Belly Up follows Liberty Whitley (Julia Grogan) who is charged with the murder of her master’s son after he attempts to rape her. In a time where even the most meagre of crimes could be punished by death, manslaughter, even in self-defence, was punishable by hanging.
Except that is for women who could ‘plead the belly’.
Despite having never touched a penis in her life Libby decides to plea this way, but also forgets in her desperation that the plea requires you to be at least 4 months pregnant.
The concept of this play is innovative and exciting. A lesbian who is secretly courting the fiancé of the master’s son then murders said son and aims to get pregnant to avoid the death penalty for her crime.
The plot is a light-hearted exploration of Liberty’s journey to get pregnant in an all-female prison and is accompanied by a stellar soundtrack of orchestrated versions of Billie Eilish’s ‘Bad Guy’ to varying themes and emotions.
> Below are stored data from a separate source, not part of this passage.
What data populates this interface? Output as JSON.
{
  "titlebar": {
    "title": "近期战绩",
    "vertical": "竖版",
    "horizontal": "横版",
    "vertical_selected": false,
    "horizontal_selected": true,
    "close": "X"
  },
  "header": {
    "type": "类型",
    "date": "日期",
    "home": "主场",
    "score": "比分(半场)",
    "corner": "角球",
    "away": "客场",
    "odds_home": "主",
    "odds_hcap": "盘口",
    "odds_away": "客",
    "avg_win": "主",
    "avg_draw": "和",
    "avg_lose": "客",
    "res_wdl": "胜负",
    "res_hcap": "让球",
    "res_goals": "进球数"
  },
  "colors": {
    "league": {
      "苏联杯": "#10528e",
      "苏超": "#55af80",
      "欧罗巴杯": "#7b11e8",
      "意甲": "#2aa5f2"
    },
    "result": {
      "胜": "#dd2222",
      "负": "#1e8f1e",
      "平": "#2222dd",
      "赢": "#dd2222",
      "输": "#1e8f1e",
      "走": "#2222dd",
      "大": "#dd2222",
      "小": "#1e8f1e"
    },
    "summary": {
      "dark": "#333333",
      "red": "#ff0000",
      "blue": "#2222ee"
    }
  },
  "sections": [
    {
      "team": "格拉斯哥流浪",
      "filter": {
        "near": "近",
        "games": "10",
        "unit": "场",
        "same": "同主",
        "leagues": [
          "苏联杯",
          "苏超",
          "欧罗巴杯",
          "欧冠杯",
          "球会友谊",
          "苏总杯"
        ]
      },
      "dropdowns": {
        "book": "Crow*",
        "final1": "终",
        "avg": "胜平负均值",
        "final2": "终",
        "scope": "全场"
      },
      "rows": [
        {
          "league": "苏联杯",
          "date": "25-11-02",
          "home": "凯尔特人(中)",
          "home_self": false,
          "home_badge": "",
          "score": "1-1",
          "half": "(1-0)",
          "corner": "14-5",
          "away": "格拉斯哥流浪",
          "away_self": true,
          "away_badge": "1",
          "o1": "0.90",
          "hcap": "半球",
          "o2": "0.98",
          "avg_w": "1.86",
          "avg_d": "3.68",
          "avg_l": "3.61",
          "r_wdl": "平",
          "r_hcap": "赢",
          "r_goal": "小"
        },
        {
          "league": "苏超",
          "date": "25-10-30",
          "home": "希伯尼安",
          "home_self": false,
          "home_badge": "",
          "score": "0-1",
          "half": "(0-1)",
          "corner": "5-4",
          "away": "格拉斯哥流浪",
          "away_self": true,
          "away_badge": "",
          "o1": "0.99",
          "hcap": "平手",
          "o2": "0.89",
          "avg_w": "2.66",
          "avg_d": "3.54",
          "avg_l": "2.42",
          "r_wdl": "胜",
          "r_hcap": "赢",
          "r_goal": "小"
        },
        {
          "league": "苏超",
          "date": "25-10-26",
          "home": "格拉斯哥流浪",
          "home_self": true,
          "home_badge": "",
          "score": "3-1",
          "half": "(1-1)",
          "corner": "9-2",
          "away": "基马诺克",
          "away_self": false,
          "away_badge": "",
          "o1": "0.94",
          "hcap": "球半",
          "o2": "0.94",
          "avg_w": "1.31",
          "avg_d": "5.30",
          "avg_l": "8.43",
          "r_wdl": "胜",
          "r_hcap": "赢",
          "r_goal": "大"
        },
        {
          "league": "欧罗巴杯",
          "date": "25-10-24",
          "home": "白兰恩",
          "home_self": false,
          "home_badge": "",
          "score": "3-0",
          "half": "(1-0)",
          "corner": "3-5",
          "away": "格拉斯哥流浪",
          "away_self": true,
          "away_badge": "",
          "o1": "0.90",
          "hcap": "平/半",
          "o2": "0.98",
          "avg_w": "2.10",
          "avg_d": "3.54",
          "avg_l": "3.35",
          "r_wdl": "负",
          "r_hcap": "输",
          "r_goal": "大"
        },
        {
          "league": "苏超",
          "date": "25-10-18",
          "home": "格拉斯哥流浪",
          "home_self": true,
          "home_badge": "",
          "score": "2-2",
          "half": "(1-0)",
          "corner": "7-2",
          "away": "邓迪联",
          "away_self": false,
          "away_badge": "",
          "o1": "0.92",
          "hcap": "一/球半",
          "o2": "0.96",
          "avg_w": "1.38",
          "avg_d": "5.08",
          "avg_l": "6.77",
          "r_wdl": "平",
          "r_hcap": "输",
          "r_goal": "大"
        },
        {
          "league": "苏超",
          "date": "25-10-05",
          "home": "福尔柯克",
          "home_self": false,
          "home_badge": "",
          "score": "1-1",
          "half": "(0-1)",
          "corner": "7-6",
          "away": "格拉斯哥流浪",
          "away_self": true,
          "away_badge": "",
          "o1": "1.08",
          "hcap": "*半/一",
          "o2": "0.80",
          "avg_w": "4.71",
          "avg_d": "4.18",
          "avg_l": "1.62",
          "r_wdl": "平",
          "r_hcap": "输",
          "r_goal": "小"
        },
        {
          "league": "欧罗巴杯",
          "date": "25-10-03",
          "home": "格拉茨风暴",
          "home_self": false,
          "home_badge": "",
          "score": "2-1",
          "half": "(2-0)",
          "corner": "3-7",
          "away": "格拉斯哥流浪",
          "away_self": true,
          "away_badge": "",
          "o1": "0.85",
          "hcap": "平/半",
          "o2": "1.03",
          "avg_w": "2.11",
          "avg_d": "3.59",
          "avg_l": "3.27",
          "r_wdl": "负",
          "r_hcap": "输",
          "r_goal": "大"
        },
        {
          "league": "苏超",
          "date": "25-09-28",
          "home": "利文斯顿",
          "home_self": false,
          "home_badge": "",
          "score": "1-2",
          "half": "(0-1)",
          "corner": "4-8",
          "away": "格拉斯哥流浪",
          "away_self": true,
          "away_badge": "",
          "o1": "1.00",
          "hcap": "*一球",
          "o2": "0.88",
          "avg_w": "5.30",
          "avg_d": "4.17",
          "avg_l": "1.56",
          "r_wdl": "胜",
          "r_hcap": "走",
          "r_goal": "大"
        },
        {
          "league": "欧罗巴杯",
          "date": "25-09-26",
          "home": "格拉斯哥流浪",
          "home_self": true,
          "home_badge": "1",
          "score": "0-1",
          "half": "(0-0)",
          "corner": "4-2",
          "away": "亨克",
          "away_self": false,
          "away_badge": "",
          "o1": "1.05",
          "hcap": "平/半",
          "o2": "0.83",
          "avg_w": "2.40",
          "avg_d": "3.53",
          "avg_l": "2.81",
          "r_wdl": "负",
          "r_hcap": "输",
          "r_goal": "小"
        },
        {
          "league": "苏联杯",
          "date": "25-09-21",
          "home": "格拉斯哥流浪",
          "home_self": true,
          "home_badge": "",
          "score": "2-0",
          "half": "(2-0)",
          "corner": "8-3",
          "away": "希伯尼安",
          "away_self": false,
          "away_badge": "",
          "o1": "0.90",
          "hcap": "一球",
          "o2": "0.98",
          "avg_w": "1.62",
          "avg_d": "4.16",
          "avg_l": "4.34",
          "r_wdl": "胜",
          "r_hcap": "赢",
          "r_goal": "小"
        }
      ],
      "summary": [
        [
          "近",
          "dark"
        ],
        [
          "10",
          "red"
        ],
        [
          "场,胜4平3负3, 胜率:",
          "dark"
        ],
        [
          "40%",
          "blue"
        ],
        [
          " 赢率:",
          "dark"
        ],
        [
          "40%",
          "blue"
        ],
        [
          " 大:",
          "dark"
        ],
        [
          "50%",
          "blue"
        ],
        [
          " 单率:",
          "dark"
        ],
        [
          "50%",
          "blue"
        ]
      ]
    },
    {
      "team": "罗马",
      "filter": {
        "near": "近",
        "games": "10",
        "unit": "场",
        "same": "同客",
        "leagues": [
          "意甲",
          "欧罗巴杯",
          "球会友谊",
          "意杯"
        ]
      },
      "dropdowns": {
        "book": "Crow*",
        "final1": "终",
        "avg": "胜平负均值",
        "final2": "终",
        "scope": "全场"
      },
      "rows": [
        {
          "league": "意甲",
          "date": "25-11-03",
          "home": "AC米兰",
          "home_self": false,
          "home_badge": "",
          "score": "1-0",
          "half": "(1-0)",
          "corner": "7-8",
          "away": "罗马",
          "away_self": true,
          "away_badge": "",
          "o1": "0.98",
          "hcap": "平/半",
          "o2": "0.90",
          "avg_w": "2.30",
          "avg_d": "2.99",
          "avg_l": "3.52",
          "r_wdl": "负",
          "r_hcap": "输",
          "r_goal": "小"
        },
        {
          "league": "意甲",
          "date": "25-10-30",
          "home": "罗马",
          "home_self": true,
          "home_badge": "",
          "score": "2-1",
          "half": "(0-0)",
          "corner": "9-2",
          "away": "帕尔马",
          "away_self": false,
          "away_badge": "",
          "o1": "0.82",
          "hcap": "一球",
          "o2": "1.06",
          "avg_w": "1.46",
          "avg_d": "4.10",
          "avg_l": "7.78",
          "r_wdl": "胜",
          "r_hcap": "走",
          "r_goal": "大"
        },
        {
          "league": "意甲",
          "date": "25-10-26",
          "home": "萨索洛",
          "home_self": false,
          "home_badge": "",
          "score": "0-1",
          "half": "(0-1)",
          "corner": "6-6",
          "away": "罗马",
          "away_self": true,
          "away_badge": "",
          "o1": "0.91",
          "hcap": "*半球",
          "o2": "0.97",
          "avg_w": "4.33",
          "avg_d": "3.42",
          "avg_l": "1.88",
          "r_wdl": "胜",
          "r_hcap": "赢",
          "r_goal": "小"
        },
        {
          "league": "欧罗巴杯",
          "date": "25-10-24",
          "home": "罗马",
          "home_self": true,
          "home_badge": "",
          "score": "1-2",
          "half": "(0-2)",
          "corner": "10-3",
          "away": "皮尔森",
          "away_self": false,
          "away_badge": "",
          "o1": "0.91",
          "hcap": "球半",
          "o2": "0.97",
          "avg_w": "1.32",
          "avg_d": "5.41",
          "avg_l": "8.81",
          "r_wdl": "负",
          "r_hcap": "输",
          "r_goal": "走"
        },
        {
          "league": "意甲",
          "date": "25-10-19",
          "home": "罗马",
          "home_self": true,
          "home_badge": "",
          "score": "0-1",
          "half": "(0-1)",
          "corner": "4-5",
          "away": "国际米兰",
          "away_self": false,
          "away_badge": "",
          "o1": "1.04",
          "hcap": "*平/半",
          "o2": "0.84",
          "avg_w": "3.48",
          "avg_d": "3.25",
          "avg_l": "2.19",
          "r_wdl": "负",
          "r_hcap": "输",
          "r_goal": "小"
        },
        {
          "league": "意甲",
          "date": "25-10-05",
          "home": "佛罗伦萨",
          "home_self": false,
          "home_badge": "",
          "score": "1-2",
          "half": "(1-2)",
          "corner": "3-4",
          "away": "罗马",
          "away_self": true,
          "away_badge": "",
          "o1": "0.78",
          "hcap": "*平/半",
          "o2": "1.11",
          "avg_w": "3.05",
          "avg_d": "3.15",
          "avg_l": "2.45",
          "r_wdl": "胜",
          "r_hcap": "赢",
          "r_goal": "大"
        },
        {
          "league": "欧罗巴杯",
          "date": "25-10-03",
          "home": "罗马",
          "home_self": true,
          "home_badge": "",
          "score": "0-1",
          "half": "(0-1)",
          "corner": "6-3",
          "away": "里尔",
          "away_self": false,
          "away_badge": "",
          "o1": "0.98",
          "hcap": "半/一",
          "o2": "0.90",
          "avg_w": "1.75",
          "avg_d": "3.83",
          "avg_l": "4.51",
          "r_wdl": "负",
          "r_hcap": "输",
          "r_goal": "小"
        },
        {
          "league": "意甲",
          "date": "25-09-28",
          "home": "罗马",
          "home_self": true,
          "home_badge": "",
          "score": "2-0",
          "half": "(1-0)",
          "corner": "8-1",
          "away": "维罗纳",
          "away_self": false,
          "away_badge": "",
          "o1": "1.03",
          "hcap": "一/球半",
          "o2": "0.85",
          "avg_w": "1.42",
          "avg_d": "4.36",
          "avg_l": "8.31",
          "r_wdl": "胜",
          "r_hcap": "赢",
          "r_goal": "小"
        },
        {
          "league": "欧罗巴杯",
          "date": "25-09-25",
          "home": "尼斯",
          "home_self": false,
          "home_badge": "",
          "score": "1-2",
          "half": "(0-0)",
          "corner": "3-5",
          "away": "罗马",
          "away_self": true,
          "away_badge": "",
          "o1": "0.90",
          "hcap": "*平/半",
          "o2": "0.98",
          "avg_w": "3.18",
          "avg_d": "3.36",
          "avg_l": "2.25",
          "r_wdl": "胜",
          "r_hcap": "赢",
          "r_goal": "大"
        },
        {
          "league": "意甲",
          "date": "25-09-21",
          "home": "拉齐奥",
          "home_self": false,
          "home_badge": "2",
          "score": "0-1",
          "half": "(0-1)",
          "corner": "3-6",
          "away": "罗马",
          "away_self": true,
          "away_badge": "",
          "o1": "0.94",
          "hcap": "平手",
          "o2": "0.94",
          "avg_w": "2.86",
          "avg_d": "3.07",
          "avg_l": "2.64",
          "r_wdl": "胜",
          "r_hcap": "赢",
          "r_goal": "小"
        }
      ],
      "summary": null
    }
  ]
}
The comedy throughout is the play’s true strength. One liners such as “strung up from the gallows before you can say ‘up the duff’” portray Grogan and writing partner Lydia Higman’s quick-wit. Also, a particular highlight for me is the master’s son (Michael Bijok)’s wedding speech including “friends, romans, countrymen, lend me your ears” because who doesn’t enjoy a pretentious (not really) Shakespeare reference.
Furthermore, whilst comedic writing is one of this play’s key strengths, Grogan’s physical comedy is another. Grogan really makes the small space of ‘Forge’ at VAULT Festival her own, and entrances the audience with her seamless blend of seventeen-hundred’s sass and the modern, empowered female voice.
Equally strong is Bijok’s performance as a plethora of characters including the hunch-backed jailguard who is not ready for commitment, a German jailguard wearing a black leather bondage restraint, and a flamboyant matronly figure who used to be an ‘expensive prostitute in Mayfair’.
Yet despite its wit, flamboyance, and extensive character list this play is limited by its will to do everything. The plot itself is jam-packed with Liberty going from maid to new mother and reformed prisoner within the hour.
The fast-paced plot in turn leaves little room for tension, thus taking away from the romantic relationship in the play and leaving kisses and romantic declarations flat and inauthentic.
Finally, the closing speech where Liberty names the accomplishments of the women’s rights movement, whilst honourable in intention, seems a heavy-handed attempt at getting the writers’ political opinions into the piece and takes away from the power that the piece could have on its own.
An hour of fun and a performance full to the brim with talent I am excited to see what Daring Hare Productions does next.